Apart from the reduction of greenhouse gas emissions, a team of scientists led by John C. Moore, professor at the College of Global Change and Earth System Science, Beijing Normal University, China and professor of climate change at the Arctic Centre, University of Lapland, Rovaniemi, Finland, propose an alternative solution to the disastrous sea level rise: to stop Antarctica and Greenland’s main glaciers from melting via massive geoengineering projects. The proposed projects were recently published in the journal Nature and are the following:
1. Pumping or cooling water beneath
As the ice slides over the glacier bed, it generates heat. This heat then creates fast-flowing streams that pour into the sea which, in turn, make the glacier move faster. In Antarctica, these streams can be quite shallow, and the scientists propose either pumping out the water or freezing it by circulating cooled water beneath the glaciers, in an effort to slow their progress.

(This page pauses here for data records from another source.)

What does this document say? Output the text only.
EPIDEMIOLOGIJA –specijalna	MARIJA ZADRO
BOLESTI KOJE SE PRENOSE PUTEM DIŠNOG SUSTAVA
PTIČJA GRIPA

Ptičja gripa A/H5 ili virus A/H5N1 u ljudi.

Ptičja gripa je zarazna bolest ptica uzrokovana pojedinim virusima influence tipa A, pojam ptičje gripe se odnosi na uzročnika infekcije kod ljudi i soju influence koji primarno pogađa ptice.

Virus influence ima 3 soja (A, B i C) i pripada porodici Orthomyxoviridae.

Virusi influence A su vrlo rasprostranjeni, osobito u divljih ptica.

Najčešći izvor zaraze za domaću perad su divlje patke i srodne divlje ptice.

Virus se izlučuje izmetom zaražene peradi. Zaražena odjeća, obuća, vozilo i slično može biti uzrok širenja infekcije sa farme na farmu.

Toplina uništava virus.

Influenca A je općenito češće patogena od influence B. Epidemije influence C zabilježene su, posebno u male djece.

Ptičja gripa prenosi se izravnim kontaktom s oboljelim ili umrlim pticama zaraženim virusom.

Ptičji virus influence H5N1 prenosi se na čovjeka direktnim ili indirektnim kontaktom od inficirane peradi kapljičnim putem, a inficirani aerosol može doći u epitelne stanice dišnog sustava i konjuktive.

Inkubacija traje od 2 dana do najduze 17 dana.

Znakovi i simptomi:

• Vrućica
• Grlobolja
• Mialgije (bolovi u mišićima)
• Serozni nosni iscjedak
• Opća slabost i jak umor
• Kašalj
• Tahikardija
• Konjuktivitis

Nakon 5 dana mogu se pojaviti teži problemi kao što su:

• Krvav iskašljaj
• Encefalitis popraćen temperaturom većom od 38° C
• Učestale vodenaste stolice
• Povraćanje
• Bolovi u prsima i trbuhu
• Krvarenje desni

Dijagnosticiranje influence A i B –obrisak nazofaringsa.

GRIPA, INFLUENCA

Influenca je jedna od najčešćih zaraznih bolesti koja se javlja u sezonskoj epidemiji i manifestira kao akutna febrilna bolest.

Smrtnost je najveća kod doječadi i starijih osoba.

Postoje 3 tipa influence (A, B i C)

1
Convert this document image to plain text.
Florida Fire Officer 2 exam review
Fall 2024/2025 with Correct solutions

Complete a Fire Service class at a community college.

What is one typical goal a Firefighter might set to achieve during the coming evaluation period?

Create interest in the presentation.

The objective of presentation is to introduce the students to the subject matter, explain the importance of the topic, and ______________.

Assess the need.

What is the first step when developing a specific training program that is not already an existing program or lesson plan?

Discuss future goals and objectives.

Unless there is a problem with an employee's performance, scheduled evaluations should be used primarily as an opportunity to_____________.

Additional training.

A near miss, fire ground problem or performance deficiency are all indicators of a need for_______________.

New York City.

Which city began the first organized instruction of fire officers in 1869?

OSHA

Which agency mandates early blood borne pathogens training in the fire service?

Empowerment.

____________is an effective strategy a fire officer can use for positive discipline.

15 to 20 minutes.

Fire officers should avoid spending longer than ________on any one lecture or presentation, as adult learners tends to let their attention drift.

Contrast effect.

2. Artificial islands to support ice shelves
When glaciers slip into the sea, they create enormous ice shelves, which are especially vulnerable as warmer waters can more easily make them thinner, while in some cases they break off completely, exposing the glacier and speeding up sea level rise.
The Pine Island and Thwaites, in West Antarctica, are the two largest potential sources of sea-level rise over the next two centuries, as both of them are losing height and flowing more quickly than two decades ago. A solution could be to artificially pin the ice shelves in front of the two glaciers by constructing berms and islands, extended from outcrops or built on the sea floor. They estimated that for Pine Island Glacier, this would require around 6 km3 of material, or 60 times more than would be needed to plug the Jakobshavn fjord.
3. A giant wall to block warm water
Their first suggestion concerns Jakobshavn glacier in western Greenland, one of the fastest-moving ice masses on Earth that contributes more to sea-level rise than any other glacier in the Northern Hemisphere (around 4% of 20th century sea-level rise results from ice loss from this glacier). Warmer water from the Atlantic is melting the glacier's base, so scientists propose the construction of a 100m-tall wall across the 5-kilometre fjord in front of Jakobshavn glacier to prevent the warm water from reaching it. Around 0.1 km3 of gravel and sand from Greenland’s continental shelf could be piled up on the sea bed to create this artificial embankment, that would be clad in concrete to stop erosion. According to the researchers, making the sill shallower would reduce the volume of warm water and slow the melting, so that more sea ice would form, even though this method does not help with the problem of warm air reaching the top of the glacier.
Feasibility
As most would expect, the feasibility of these projects is not yet proved. “The glaciers concerned need extensive study, including mapping the geomorphology of their beds and the rates at which they are melting,” the research team admits. But according to them, the biggest risk is doing nothing. “We understand the hesitancy to interfere with glaciers – as glaciologists, we know the pristine beauty of these places. But we have also stood on ice shelves that are now open ocean. If the world does nothing, ice sheets will keep shrinking and the losses will accelerate. Even if greenhouse-gas emissions are slashed, which looks unlikely, it would take decades for the climate to stabilize”, they say.